Carpas noturnas
Sonhei que andava de braço dado com ele. Ele quem? Pouco importava, pois não me lembro de seu rosto. E desconfio que não tivesse. Me pagou um café num dia mergulhado em sol. Uma conversa vaga e sem graça. Mais sabor tinha o café do que ele - e sua falta de expressividade.
- Acho que vai chover...
Nos abrigamos num toldo e logo ventava tanto que por pouco este não era levado. Se estivesse acordada, teria tido medo? Sim, mas então eu não tinha medo porque sabia que era sonho? E sabia? De supetão a chuva parou e ele me puxou pela mão.
Estávamos na Praça do Relógio e vi que a água tinha alagado um buraco grande, de onde o mato crescia valente. As folhas cortavam a superfície e vi que havia mais vida lá.

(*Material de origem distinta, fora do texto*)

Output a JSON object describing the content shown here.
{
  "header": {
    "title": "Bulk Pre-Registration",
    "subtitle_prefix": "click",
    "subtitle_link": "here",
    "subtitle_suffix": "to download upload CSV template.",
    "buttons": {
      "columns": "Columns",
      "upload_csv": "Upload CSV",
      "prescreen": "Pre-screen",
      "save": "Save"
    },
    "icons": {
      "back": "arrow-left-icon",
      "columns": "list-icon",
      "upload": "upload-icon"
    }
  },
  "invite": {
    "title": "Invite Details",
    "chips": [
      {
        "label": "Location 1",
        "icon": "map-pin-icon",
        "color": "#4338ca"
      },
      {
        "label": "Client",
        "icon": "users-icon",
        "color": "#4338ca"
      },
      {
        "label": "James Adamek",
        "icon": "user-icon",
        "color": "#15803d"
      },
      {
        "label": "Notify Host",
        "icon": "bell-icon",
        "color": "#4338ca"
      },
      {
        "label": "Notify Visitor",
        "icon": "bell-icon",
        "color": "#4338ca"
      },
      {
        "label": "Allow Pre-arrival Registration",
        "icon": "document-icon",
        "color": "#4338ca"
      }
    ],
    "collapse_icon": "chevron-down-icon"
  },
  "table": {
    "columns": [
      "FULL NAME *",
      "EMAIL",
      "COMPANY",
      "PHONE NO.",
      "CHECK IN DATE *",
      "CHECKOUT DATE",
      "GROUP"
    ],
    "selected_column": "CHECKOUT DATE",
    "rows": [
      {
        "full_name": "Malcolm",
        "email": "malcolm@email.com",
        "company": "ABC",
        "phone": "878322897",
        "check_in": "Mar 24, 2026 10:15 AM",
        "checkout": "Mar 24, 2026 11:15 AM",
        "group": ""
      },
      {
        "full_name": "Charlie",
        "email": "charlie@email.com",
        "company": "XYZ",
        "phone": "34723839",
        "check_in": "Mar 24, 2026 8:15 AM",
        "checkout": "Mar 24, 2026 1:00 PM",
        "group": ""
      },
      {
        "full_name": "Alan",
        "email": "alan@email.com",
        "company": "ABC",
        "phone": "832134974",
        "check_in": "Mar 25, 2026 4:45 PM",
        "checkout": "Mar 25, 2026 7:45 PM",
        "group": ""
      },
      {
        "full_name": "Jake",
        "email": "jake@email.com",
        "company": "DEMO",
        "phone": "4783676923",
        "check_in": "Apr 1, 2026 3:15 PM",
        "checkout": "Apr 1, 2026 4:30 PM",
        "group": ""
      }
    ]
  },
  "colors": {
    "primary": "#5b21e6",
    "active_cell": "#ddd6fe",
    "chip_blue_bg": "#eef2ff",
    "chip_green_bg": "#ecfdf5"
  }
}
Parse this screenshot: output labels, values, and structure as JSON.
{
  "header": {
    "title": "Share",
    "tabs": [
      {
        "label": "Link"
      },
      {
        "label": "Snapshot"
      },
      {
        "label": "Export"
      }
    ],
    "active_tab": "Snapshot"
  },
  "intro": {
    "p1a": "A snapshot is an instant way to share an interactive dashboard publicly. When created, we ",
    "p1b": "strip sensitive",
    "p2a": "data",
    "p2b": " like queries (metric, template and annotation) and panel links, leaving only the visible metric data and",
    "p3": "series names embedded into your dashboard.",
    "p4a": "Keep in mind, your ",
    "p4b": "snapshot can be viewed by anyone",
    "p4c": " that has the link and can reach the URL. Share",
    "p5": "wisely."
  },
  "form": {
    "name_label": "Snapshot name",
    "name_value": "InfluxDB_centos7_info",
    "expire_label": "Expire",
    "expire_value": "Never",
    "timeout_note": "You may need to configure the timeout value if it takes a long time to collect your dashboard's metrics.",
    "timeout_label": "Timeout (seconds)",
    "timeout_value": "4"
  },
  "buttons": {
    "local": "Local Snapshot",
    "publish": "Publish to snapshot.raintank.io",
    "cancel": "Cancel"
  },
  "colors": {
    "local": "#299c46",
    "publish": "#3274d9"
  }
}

Eram peixes, mais especificamente carpas, negras e vermelhas e eu pensando:
- Mas o que vocês estão fazendo aí?
Ele me disse que elas deveriam estar num laguinho lá perto e que a chuva devia tê-las trazido. Não dei atenção e percebi que ele tinha medo delas. Meu nariz começou a sangrar coágulos de sangue. Antes de desaparecer ele me deu um lenço, a princípio recusado, mas logo aceito: o sangue que pingava deixava as carpas agitadas.
Continuei caminhando pelo terreno alagadiço, pensando nas carpas e não contendo o meu assombramento com aquele céu tão claro e lúcido. Ou era eu quem estava lúcida? Senti que era o fim dos tempos e que eu era o último ser humano na Terra. Aquele gosto de fim dos tempos, gosto de leite desnatado.
Sentei para descansar. O lenço encharcado de sangue e a grama de água. Fechei os olhos e me senti terrivelmente cansada. Queria voltar para casa? Que casa? Eu podia não ter visto muito, podia não ter visto tudo, mas sabia que as coisas tinham mudado para sempre. Queria me livrar daquele cheiro de sangue como tinha me livrado do café, dele e das carpas que misteriosamente o amedrontavam.
Acordei com o cheiro de sangue - e o travesseiro manchado de vermelho-sangue - naturalmente.